In the city of Raqqa, an ISIS stronghold, further west on the Euphrates, the Observatory reported that a regime airstrike against a government building killed five people and wounded a number of others as employees were heading to work.
It said the strike targeted the entrance of the Euphrates Basin water authority in the city, while pro-opposition websites said ISIS militants had no presence in the area.
The fighting that has pitted ISIS against the Nusra Front and its allies also raged in rural Aleppo province.
A local activist group from Aleppo said anti-ISIS rebels managed to seize a village in the northern part of the province from the Al-Qaeda splinter group, which is also clashing with Kurdish militias that control slivers of territory near the border with Turkey.
The Observatory has reported that ISIS militants in rural Aleppo have already begun to use Humvees captured during their offensive in Iraq in their battles against their many rivals.
In the city of Aleppo, five people a man, two women and two children were killed in a barrel bomb strike by a regime helicopter targeted the neighborhood of Halak. A barrel bomb strike on the Bab al-Nasr neighborhood overnight killed four people, three of whom were minors, the Observatory said.
Also, both regime- and rebel-held areas of Aleppo continue to suffer from acute shortages of water, the Observatory said.
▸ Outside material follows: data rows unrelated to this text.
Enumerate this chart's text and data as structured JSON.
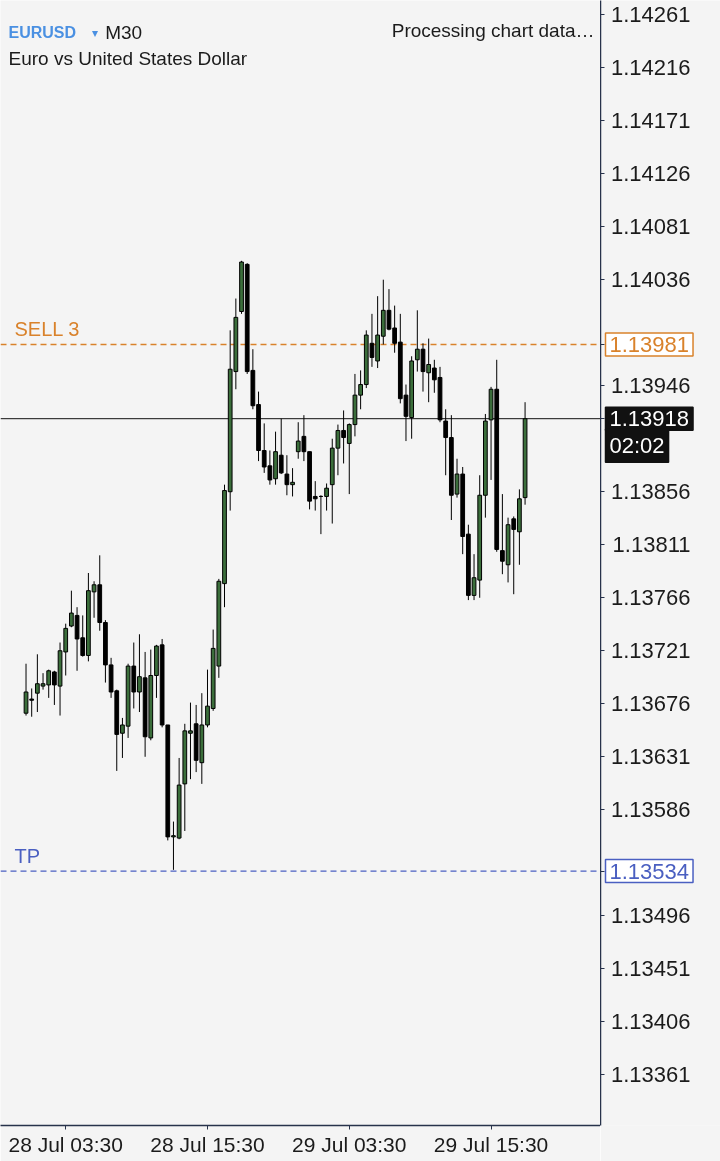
{
  "chart_data": {
    "type": "candlestick",
    "title": "EURUSD ▾ M30",
    "subtitle": "Euro vs United States Dollar",
    "annotations": [
      "Processing chart data…",
      "02:02"
    ],
    "categories": [
      null,
      null,
      null,
      null,
      null,
      null,
      null,
      "28 Jul 03:30",
      null,
      null,
      null,
      null,
      null,
      null,
      null,
      null,
      null,
      null,
      null,
      null,
      null,
      null,
      null,
      null,
      null,
      null,
      null,
      null,
      null,
      null,
      null,
      null,
      "28 Jul 15:30",
      null,
      null,
      null,
      null,
      null,
      null,
      null,
      null,
      null,
      null,
      null,
      null,
      null,
      null,
      null,
      null,
      null,
      null,
      null,
      null,
      null,
      null,
      null,
      null,
      "29 Jul 03:30",
      null,
      null,
      null,
      null,
      null,
      null,
      null,
      null,
      null,
      null,
      null,
      null,
      null,
      null,
      null,
      null,
      null,
      null,
      null,
      null,
      null,
      null,
      null,
      null,
      "29 Jul 15:30",
      null,
      null,
      null,
      null,
      null,
      null
    ],
    "ohlc": [
      [
        1.13668,
        1.1371,
        1.13666,
        1.13686
      ],
      [
        1.1368,
        1.13689,
        1.13665,
        1.13679
      ],
      [
        1.13685,
        1.13718,
        1.13669,
        1.13693
      ],
      [
        1.13691,
        1.13702,
        1.13688,
        1.13693
      ],
      [
        1.13692,
        1.13705,
        1.13681,
        1.13704
      ],
      [
        1.13703,
        1.13704,
        1.13675,
        1.13692
      ],
      [
        1.13691,
        1.13728,
        1.13666,
        1.13721
      ],
      [
        1.1372,
        1.13744,
        1.137,
        1.1374
      ],
      [
        1.13742,
        1.13772,
        1.13741,
        1.13753
      ],
      [
        1.13751,
        1.13758,
        1.13704,
        1.13731
      ],
      [
        1.13732,
        1.13751,
        1.13716,
        1.13717
      ],
      [
        1.13717,
        1.13787,
        1.13712,
        1.13772
      ],
      [
        1.13771,
        1.1378,
        1.13749,
        1.13777
      ],
      [
        1.13777,
        1.13802,
        1.13738,
        1.13745
      ],
      [
        1.13745,
        1.13747,
        1.13694,
        1.13709
      ],
      [
        1.13709,
        1.13715,
        1.13681,
        1.13686
      ],
      [
        1.13687,
        1.13688,
        1.13619,
        1.1365
      ],
      [
        1.13651,
        1.13664,
        1.1363,
        1.13658
      ],
      [
        1.13657,
        1.1371,
        1.13647,
        1.13708
      ],
      [
        1.13708,
        1.13728,
        1.13672,
        1.13686
      ],
      [
        1.13686,
        1.13735,
        1.13669,
        1.13699
      ],
      [
        1.13698,
        1.1372,
        1.13631,
        1.13648
      ],
      [
        1.13647,
        1.13722,
        1.13645,
        1.137
      ],
      [
        1.137,
        1.13726,
        1.13681,
        1.13725
      ],
      [
        1.13726,
        1.13731,
        1.13656,
        1.13658
      ],
      [
        1.13658,
        1.13658,
        1.1356,
        1.13563
      ],
      [
        1.13563,
        1.13576,
        1.13535,
        1.13564
      ],
      [
        1.13562,
        1.1363,
        1.13561,
        1.13607
      ],
      [
        1.13608,
        1.13659,
        1.13568,
        1.13653
      ],
      [
        1.13651,
        1.13677,
        1.13612,
        1.13653
      ],
      [
        1.13659,
        1.13675,
        1.13618,
        1.13628
      ],
      [
        1.13626,
        1.13685,
        1.13608,
        1.13658
      ],
      [
        1.13658,
        1.13705,
        1.13656,
        1.13674
      ],
      [
        1.13672,
        1.13739,
        1.1367,
        1.13723
      ],
      [
        1.13708,
        1.13782,
        1.13698,
        1.1378
      ],
      [
        1.13778,
        1.13862,
        1.13758,
        1.13857
      ],
      [
        1.13856,
        1.13993,
        1.1384,
        1.1396
      ],
      [
        1.13958,
        1.1402,
        1.13943,
        1.14004
      ],
      [
        1.14009,
        1.14052,
        1.14007,
        1.14051
      ],
      [
        1.14049,
        1.1405,
        1.13956,
        1.13958
      ],
      [
        1.13959,
        1.13977,
        1.13926,
        1.13929
      ],
      [
        1.1393,
        1.13941,
        1.13882,
        1.13891
      ],
      [
        1.13891,
        1.13914,
        1.13872,
        1.13877
      ],
      [
        1.13878,
        1.13891,
        1.13862,
        1.13866
      ],
      [
        1.13867,
        1.13907,
        1.13862,
        1.1389
      ],
      [
        1.13887,
        1.13918,
        1.13871,
        1.13872
      ],
      [
        1.13871,
        1.13887,
        1.13853,
        1.13862
      ],
      [
        1.13862,
        1.13876,
        1.13852,
        1.13864
      ],
      [
        1.1389,
        1.13915,
        1.13884,
        1.13899
      ],
      [
        1.13903,
        1.13921,
        1.13882,
        1.1389
      ],
      [
        1.1389,
        1.1389,
        1.13841,
        1.13848
      ],
      [
        1.13852,
        1.13865,
        1.1384,
        1.1385
      ],
      [
        1.13852,
        1.13853,
        1.1382,
        1.13852
      ],
      [
        1.13852,
        1.13863,
        1.1384,
        1.13859
      ],
      [
        1.13862,
        1.13901,
        1.13829,
        1.13893
      ],
      [
        1.13893,
        1.13913,
        1.1387,
        1.13908
      ],
      [
        1.13908,
        1.13925,
        1.1388,
        1.13902
      ],
      [
        1.13897,
        1.13914,
        1.13854,
        1.13913
      ],
      [
        1.13913,
        1.13956,
        1.13903,
        1.13938
      ],
      [
        1.13938,
        1.13959,
        1.13926,
        1.13947
      ],
      [
        1.13947,
        1.13993,
        1.13944,
        1.13989
      ],
      [
        1.13982,
        1.14007,
        1.13962,
        1.1397
      ],
      [
        1.13967,
        1.14022,
        1.13961,
        1.13989
      ],
      [
        1.13988,
        1.14036,
        1.13981,
        1.1401
      ],
      [
        1.1401,
        1.14028,
        1.13993,
        1.13994
      ],
      [
        1.13995,
        1.14014,
        1.13974,
        1.13982
      ],
      [
        1.13983,
        1.14007,
        1.13931,
        1.13935
      ],
      [
        1.13938,
        1.13947,
        1.13899,
        1.1392
      ],
      [
        1.13919,
        1.13971,
        1.13901,
        1.13967
      ],
      [
        1.13968,
        1.1401,
        1.13958,
        1.13977
      ],
      [
        1.13977,
        1.13982,
        1.13941,
        1.13958
      ],
      [
        1.13957,
        1.13986,
        1.13932,
        1.13964
      ],
      [
        1.13961,
        1.13968,
        1.1394,
        1.13951
      ],
      [
        1.13953,
        1.13962,
        1.13915,
        1.13917
      ],
      [
        1.13916,
        1.13926,
        1.1387,
        1.13902
      ],
      [
        1.13902,
        1.13921,
        1.13832,
        1.13853
      ],
      [
        1.13854,
        1.13884,
        1.13851,
        1.13871
      ],
      [
        1.13871,
        1.13877,
        1.13803,
        1.13818
      ],
      [
        1.1382,
        1.13828,
        1.13764,
        1.13768
      ],
      [
        1.13768,
        1.13803,
        1.13764,
        1.13783
      ],
      [
        1.13781,
        1.1387,
        1.13766,
        1.13853
      ],
      [
        1.13853,
        1.13922,
        1.13834,
        1.13916
      ],
      [
        1.13917,
        1.13945,
        1.13866,
        1.13943
      ],
      [
        1.13943,
        1.13968,
        1.13805,
        1.13807
      ],
      [
        1.13806,
        1.13854,
        1.13786,
        1.13797
      ],
      [
        1.13794,
        1.13834,
        1.13779,
        1.13828
      ],
      [
        1.13833,
        1.13835,
        1.13769,
        1.13824
      ],
      [
        1.13822,
        1.13858,
        1.13794,
        1.1385
      ],
      [
        1.13851,
        1.13932,
        1.13845,
        1.13918
      ]
    ],
    "colors": [
      "#3b6e3b",
      "#000000",
      "#3b6e3b",
      "#3b6e3b",
      "#3b6e3b",
      "#000000",
      "#3b6e3b",
      "#3b6e3b",
      "#3b6e3b",
      "#000000",
      "#000000",
      "#3b6e3b",
      "#3b6e3b",
      "#000000",
      "#000000",
      "#000000",
      "#000000",
      "#3b6e3b",
      "#3b6e3b",
      "#000000",
      "#3b6e3b",
      "#000000",
      "#3b6e3b",
      "#3b6e3b",
      "#000000",
      "#000000",
      "#3b6e3b",
      "#3b6e3b",
      "#3b6e3b",
      "#3b6e3b",
      "#000000",
      "#3b6e3b",
      "#3b6e3b",
      "#3b6e3b",
      "#3b6e3b",
      "#3b6e3b",
      "#3b6e3b",
      "#3b6e3b",
      "#3b6e3b",
      "#000000",
      "#000000",
      "#000000",
      "#000000",
      "#000000",
      "#3b6e3b",
      "#000000",
      "#000000",
      "#3b6e3b",
      "#3b6e3b",
      "#000000",
      "#000000",
      "#000000",
      "#000000",
      "#3b6e3b",
      "#3b6e3b",
      "#3b6e3b",
      "#000000",
      "#3b6e3b",
      "#3b6e3b",
      "#3b6e3b",
      "#3b6e3b",
      "#000000",
      "#3b6e3b",
      "#3b6e3b",
      "#000000",
      "#000000",
      "#000000",
      "#000000",
      "#3b6e3b",
      "#3b6e3b",
      "#000000",
      "#3b6e3b",
      "#000000",
      "#000000",
      "#000000",
      "#000000",
      "#3b6e3b",
      "#000000",
      "#000000",
      "#3b6e3b",
      "#3b6e3b",
      "#3b6e3b",
      "#3b6e3b",
      "#000000",
      "#000000",
      "#3b6e3b",
      "#000000",
      "#3b6e3b",
      "#3b6e3b"
    ],
    "ylim": [
      1.13318,
      1.14273
    ],
    "yticks": [
      1.13361,
      1.13406,
      1.13451,
      1.13496,
      1.13534,
      1.13586,
      1.13631,
      1.13676,
      1.13721,
      1.13766,
      1.13811,
      1.13856,
      1.13918,
      1.13946,
      1.13981,
      1.14036,
      1.14081,
      1.14126,
      1.14171,
      1.14216,
      1.14261
    ],
    "ref_lines": [
      {
        "axis": "y",
        "value": 1.13981,
        "label": "SELL 3",
        "color": "#d9822b",
        "line_style": "dashed"
      },
      {
        "axis": "y",
        "value": 1.13534,
        "label": "TP",
        "color": "#4a5fc1",
        "line_style": "dashed"
      },
      {
        "axis": "y",
        "value": 1.13918,
        "color": "#111111",
        "line_style": "solid"
      }
    ]
  }
}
Various rebel groups and ISIS have been blamed for the cuts in recent months.
In the area around Damascus, the Observatory said 11 airstrikes targeted the southern suburb of Mliha, where government forces have been trying to push out rebels for weeks.
It said five surface-to-surface missiles were launched at Mliha as clashes raged between rebels and government forces, backed by paramilitaries.
The Observatory put Sundays nationwide death count at 129 people, 43 of whom were civilians.